Marc-David Ruepp is Professor of RNA Biology and Molecular Neurodegeneration in the Department of Basic & Clinical Neuroscience at King’s College London and Group Leader at the UK Dementia Research Institute (UK DRI). A ribonucleic acid biochemist, his research centers on gene expression in health and disease, particularly dysfunctional RNA metabolism contributing to selective neuronal death in amyotrophic lateral sclerosis (ALS) and frontotemporal dementia (FTD). He received his PhD in 2009 from the Graduate School of Cellular and Biomedical Sciences, University of Bern, Switzerland. Ruepp habilitated at the Faculty of Science, University of Bern, earning his Venia Docendi in RNA biology in 2018. He launched his independent career as Junior Group Leader in 2014 in the Department of Chemistry and Biochemistry at the University of Bern. In 2018, he joined King’s College London as Senior Lecturer and the UK DRI as Group Leader, promoted to Reader in 2022 and Professor in 2025. He serves as a Fellow of the UK DRI and Academic Mentor for PhD students in his department.

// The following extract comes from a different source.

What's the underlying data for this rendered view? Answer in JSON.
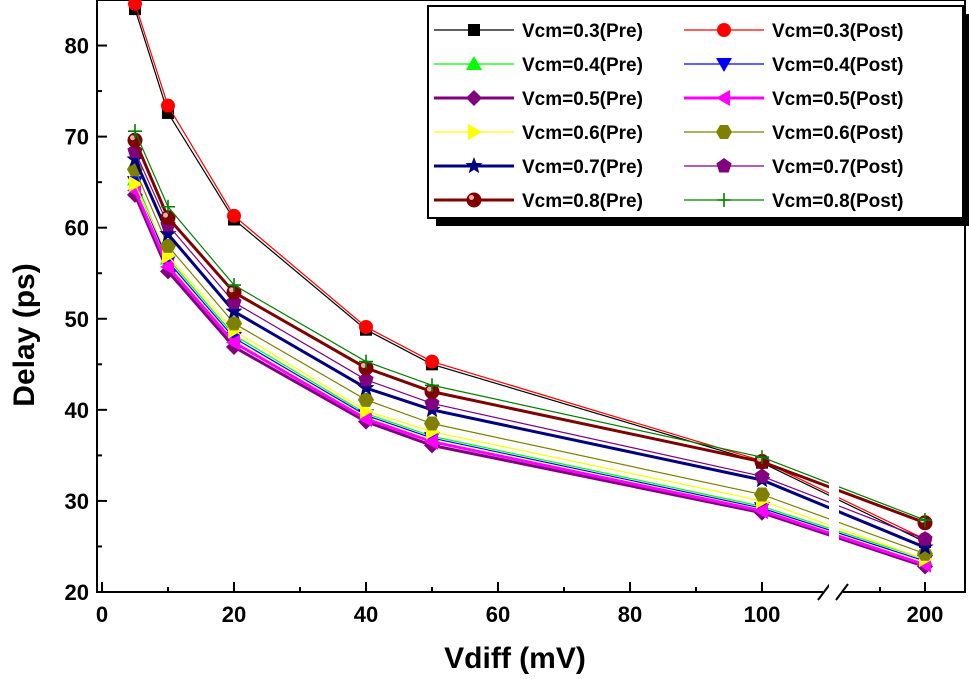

Ruepp's laboratory employs advanced techniques including CRISPR, stem cell models, next-generation sequencing, and microscopy to study RNA-binding proteins like FUS and TDP-43, mitochondrial dysfunction, miRNA deregulation, nuclear pore interactions, and local mRNA translation in neurons. Key publications include “Single-cell RNA-sequencing reveals early mitochondrial dysfunction unique to motor neurons shared across FUS- and TARDBP-ALS” (Schweingruber et al., Nature Communications, 2025), “Aberrant interaction of FUS with the U1 snRNA provides a molecular mechanism of FUS induced amyotrophic lateral sclerosis” (Jutzi et al., Nature Communications, 2020), “Minor intron splicing is regulated by FUS and affected by ALS-associated FUS mutants” (Reber et al., EMBO Journal, 2016), “Mutations in FUS lead to synaptic dysregulation in ALS-iPSC derived neurons” (Shum et al., Stem Cell Reports, 2024), and “A multimodal screening platform for endogenous dipeptide repeat proteins in C9orf72 patient iPSC neurons” (Hölbling et al., Cell Reports, 2025). He has obtained grants from the UK DRI and Motor Neurone Disease Association for research on ALS pathomechanisms, therapeutic RNA trans-splicing, and nuclear-synaptic signaling.